Food poisoning and GI digestive infections are most common when food isn’t properly stored after cooking. Wash your hands before and after eating every time to make sure infection isn’t spread, as with fruits and vegetables. Keep an eye out for food that is exposed to the elements for too long, heating food again doesn’t protect you from poisoning, it’s best to stay away from food that’s been out for too long. Eat food that has been prepared fresh right away instead. Toilets should be cleaned before and after use, wash and clean with disinfectant and make sure personal hygiene is also in tip top shape. If infected with a GI infection, visit your nearest medical station or health center, drink lots of water, and stay away from sugary fluids and junk food.
After the first two days, male pilgrims are required to shave or cut their hair and finding licensed barbers is important to protect you from hepatitis B and C as well as (God forbid) AIDS. The Ministry of Health recommends pilgrims to stay away from street barbers where tools aren’t properly sanitized or cleaned.
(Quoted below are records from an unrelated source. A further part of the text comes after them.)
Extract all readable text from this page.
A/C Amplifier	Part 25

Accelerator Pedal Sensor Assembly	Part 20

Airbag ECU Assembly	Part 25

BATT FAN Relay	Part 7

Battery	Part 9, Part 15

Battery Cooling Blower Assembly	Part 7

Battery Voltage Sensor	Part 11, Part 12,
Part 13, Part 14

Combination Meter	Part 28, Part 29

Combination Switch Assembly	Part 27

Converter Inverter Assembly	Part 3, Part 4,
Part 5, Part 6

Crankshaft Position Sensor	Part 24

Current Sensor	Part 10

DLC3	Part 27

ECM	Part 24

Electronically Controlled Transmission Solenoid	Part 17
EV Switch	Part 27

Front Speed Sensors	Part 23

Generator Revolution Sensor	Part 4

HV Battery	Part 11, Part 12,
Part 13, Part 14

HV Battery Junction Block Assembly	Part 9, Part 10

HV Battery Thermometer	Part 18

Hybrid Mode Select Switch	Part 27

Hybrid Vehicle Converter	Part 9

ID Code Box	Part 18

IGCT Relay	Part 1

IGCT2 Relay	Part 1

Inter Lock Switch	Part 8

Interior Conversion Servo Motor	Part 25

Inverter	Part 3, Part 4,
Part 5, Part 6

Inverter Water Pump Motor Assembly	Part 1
It’s very important for pilgrims to consult with their physicians before embarking on the Haj pilgrimage for an assessment of their health, refill of medications and needed tips. Keeping your fellow pilgrims informed of any medical conditions is important if God forbid anything would happen. Pilgrims need to follow the instructions recommended by their Haj campaign hosts at all times, they are equipped with proper instructions handed down by both the Ministry of Health and Ministry of Haj and Umrah. To avoid crowding, each campaign has organized times for the Ramy Al-Jamarat (stoning of the Devil) to prevent overcrowding and stampedes. Each year both ministries arrange plans to properly ensure the safety of all visitors throughout the whole duration of the Haj ritual as well as their stay after. Staying safe and listening to proper instructions is very important, many volunteers are spread about the Haj grounds to safely guide pilgrims and help those in need. Haj is a once in a lifetime journey for millions, make it a memorable one.